PR for Non-Profits Aiding in Relief Efforts Halfway Around the World

Typhoon Haiyan (known in the Philippines as Yolanda), slammed through several Filipino islands recently, leaving behind it mass destruction, death, and people without food, shelter and water. Government agencies and nonprofit organizations all over the world began mobilizing to help.

One of these nonprofits is our client Feed My Starving Children (FMSC). This organization provides meals for starving and malnourished people all over the world. In the Philippines, we work with mission partners that have a great reach over the 7,500 islands of the Philippines. Due to FMSC’s ongoing relationship with these partners, we already had food on the ground and they were able to start distributing food to those in need.

On Monday, November 11, FMSC began a coordinated communication effort. As soon as they had heard from several of their mission partners about what the initial need would be for more meals, an e-blast was sent to FMSC’s strong base of thousands of donors and volunteers. They also posted information, requests for donations, and requests for volunteers on Facebook, Twitter, Instagram and other social media channels.

In the three markets where FMSC has packing sites – Minneapolis/St. Paul, Chicagoland and metro Phoenix, the PR team set to work making the global story local. We outreached to the local media to share how local residents could help people half a world away. We asked them to share our website to donate, stressing that FMSC, through our mission partners, were already on the ground helping people. We invited them to our packing sites so they could see first-hand the volunteers packing meals that could be headed to the Philippines.
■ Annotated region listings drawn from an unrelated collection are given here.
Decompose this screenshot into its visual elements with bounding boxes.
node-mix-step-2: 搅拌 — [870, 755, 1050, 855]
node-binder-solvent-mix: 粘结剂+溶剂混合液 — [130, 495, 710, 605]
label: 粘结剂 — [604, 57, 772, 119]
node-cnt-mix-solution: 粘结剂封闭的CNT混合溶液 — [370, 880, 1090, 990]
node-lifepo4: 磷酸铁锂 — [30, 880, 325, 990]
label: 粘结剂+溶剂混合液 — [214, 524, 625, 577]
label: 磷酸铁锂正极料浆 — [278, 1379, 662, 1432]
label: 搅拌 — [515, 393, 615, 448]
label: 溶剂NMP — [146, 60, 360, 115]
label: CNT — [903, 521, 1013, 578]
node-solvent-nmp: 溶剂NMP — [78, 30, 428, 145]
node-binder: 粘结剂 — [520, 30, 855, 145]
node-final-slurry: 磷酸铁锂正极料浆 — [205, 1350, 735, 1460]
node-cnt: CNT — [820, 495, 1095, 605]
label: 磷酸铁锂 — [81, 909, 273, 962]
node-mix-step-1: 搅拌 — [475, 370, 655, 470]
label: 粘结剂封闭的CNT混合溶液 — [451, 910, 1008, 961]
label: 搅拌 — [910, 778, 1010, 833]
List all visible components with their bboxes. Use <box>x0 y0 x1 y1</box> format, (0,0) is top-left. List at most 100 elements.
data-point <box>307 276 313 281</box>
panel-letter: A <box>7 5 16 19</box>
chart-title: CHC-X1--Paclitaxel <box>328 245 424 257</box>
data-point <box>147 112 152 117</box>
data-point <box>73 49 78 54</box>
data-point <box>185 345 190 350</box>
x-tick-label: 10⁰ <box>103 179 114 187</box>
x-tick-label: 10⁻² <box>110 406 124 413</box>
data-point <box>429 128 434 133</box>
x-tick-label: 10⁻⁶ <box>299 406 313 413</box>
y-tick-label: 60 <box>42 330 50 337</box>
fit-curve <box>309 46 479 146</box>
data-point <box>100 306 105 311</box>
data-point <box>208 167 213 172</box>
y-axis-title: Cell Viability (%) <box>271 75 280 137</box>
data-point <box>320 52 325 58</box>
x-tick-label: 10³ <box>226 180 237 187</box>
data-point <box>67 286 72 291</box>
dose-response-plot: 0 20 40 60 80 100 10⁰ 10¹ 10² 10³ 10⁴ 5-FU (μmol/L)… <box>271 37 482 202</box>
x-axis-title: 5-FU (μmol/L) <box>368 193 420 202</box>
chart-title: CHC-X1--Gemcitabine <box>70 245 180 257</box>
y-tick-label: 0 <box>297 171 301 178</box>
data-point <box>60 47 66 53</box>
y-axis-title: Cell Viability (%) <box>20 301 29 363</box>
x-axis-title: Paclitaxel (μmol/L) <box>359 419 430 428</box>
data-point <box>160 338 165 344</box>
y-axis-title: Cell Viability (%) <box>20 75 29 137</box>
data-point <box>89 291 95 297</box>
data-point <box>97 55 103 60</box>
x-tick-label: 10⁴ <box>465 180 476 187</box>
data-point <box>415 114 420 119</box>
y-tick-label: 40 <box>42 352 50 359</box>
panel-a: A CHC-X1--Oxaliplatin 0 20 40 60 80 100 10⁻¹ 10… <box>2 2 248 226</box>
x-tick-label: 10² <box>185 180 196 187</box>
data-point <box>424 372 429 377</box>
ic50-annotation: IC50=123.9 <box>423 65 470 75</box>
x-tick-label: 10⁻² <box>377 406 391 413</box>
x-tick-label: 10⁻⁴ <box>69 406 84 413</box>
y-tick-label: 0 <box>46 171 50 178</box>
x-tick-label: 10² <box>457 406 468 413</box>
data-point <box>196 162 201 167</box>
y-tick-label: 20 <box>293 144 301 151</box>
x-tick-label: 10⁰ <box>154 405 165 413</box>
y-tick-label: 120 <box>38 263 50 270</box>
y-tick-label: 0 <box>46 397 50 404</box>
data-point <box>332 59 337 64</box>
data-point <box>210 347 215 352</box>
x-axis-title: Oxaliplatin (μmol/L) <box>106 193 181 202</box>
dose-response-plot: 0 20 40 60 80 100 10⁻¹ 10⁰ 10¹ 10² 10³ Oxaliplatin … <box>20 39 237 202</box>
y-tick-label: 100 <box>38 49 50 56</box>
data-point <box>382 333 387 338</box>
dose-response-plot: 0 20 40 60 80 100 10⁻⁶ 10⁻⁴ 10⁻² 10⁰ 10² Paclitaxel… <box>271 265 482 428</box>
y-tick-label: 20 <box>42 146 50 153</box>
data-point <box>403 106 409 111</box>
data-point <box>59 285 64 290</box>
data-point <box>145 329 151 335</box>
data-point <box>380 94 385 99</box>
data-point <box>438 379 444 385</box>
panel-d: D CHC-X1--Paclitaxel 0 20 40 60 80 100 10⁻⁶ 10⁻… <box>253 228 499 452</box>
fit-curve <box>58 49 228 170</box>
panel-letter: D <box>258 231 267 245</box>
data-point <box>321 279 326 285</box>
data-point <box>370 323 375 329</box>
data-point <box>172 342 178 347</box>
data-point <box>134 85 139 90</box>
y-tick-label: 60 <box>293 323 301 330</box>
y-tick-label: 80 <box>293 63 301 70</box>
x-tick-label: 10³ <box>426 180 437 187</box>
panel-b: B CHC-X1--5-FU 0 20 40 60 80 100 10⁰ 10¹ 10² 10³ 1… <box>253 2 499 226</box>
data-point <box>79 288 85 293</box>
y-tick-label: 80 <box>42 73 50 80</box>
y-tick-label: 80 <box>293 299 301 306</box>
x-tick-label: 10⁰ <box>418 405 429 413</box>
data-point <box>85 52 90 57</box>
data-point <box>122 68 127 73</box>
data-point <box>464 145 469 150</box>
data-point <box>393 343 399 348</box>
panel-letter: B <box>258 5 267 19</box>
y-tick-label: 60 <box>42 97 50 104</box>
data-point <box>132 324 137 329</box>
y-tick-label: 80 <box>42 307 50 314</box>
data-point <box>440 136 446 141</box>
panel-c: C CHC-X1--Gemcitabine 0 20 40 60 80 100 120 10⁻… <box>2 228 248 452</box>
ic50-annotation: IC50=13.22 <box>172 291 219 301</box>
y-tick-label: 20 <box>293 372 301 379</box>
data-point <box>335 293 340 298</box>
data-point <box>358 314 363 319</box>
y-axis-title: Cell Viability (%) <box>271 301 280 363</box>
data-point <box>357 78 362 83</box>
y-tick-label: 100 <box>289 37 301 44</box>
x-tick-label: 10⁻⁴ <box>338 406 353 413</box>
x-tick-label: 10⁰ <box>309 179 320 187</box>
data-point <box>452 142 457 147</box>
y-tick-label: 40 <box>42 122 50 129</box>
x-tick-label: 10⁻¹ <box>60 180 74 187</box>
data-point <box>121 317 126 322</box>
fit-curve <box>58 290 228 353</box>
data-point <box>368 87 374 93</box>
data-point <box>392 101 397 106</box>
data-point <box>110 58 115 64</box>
In Phoenix, the media was quick to respond. Given that many of the meals volunteers pack at the local site go to the Philippines (12 million last year alone), this story “brought it home” for them. TV crews came (all at the same time!) to film a room full of fourth graders and senior citizens packing meals that would be headed to the storm-ravaged areas. The FOX-affiliate story ended up running not only in Phoenix, but in Greensboro, North Carolina and Philadelphia as well.

What was the impact? Donations came in at record numbers, and volunteer sign-ups increased quickly. But the story of a local Phoenix couple really illustrated how local media can bring a global story home:

Carlo and his wife saw the FOX broadcast and drove to the Phoenix packing site the next morning to see if they could volunteer. You see, their families are in Tacloban, the city hardest hit by the typhoon, and this was the most direct way they could see to help feed their family and friends who are facing an enormous crisis.

Natural disasters and crises happen all the time, all over the world. When working with nonprofits, a skilled PR person must know well what the organization does and recognize how a global story could be local. They must be able to react quickly and reach the media with a solid story full of facts and visuals. They must help fulfill the media’s need to tell the global story in a manner that allows local audiences a way to relate and respond to it. Having the ability to tap experienced PR people in key local markets (like our national network of PR veterans in markets across the country) allows our clients to quickly and effectively make their story, even if it’s a global story, local.